Porteurs de cette angoisse, nous "jouons" alors le jeu et participons à l'élection de notre "monarque". Avec le sentiment, qui commence à être une réalité tenace, de voter au second tour pour éliminer le "pire" des deux candidats. Cette détestable présidentielle a maintenant sa petite sœur : la primaire.
Là encore, c'est moins un projet qu'une personnalité à identifier et auprès de laquelle nous devons concéder nombre de nos aspirations pour adouber celle ou celui qui semble pouvoir mériter notre confiance. Si les candidat-e-s aux primaires ne sont porteurs d'aucune démarche qui procède de la base (citoyens, élus locaux), ils ou elles ne peuvent que pérenniser le système actuel et nous mettre encore devant le choix négatif d'éliminer le pire d'entre eux !

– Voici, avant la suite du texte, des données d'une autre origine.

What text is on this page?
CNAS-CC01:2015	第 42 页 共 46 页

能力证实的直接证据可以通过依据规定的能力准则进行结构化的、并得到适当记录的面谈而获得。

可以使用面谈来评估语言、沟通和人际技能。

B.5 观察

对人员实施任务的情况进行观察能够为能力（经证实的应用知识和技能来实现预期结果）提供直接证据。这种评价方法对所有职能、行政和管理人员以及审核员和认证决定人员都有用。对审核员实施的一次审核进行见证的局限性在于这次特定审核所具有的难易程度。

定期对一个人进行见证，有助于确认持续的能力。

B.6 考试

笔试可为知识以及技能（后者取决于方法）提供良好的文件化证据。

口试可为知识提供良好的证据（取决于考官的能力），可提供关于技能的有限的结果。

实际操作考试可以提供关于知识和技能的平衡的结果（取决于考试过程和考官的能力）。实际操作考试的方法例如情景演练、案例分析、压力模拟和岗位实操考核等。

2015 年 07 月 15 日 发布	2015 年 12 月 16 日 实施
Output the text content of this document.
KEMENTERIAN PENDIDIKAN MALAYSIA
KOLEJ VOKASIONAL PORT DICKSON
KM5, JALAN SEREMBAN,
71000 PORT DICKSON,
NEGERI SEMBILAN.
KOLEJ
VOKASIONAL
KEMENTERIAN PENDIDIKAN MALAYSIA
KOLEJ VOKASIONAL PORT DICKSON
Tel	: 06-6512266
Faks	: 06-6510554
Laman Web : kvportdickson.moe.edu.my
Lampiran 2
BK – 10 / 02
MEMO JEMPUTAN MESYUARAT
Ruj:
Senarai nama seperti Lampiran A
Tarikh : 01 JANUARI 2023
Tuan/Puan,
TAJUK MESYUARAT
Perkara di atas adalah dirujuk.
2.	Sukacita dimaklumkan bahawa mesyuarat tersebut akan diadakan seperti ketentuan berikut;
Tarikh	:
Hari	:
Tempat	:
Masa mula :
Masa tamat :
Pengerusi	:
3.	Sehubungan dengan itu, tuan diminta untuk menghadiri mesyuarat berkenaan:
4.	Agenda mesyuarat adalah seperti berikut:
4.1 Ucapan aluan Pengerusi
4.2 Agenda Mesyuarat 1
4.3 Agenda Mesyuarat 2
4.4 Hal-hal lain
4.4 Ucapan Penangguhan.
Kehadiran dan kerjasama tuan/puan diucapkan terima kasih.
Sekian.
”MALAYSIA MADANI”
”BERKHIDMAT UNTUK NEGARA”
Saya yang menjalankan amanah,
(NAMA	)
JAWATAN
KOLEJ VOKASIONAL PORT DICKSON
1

Aussi, si je préfère qu'une primaire ait lieu, je suis sceptique sur sa capacité à faire émerger quelque chose de nouveau.
C'est un projet dont nous avons besoin et qui mérite notre association, c'est la preuve d'une capacité à construire et à coopérer qui nous manque.
L'exaspération des citoyens, dont je fais état dans chacun de mes discours depuis que je suis maire, et le contexte actuel de notre société et du monde qui nous entoure, m'amènent aujourd'hui à plus d'exigence dans mon engagement politique.
Sans participer ni appeler à l'abstention, je ne vois pas, en l'état, pourquoi je ferais campagne pour un-e candidat-e s'il ou elle ne prévoit pas dans son projet : un non-cumul des mandats strict et efficace une pleine association de la société civile aux décisions une proposition d'écriture d'une nouvelle Constitution réhabilitant la représentation nationale, la participation citoyenne et la prise en compte des réalités locales en s'appuyant sur les maires.
L'urgence, c'est affirmer les valeurs républicaines dans une démocratie renouvelée qui instaure une méthode de co-construction.
Et ainsi cesser ces oppositions stériles et navrantes, ces jeux politiques dont nous payons et paierons durement les conséquences.
La résolution de la plupart de nos problématiques passe assurément par l'innovation politique, qui s'incarne en premier lieu par une autre méthode.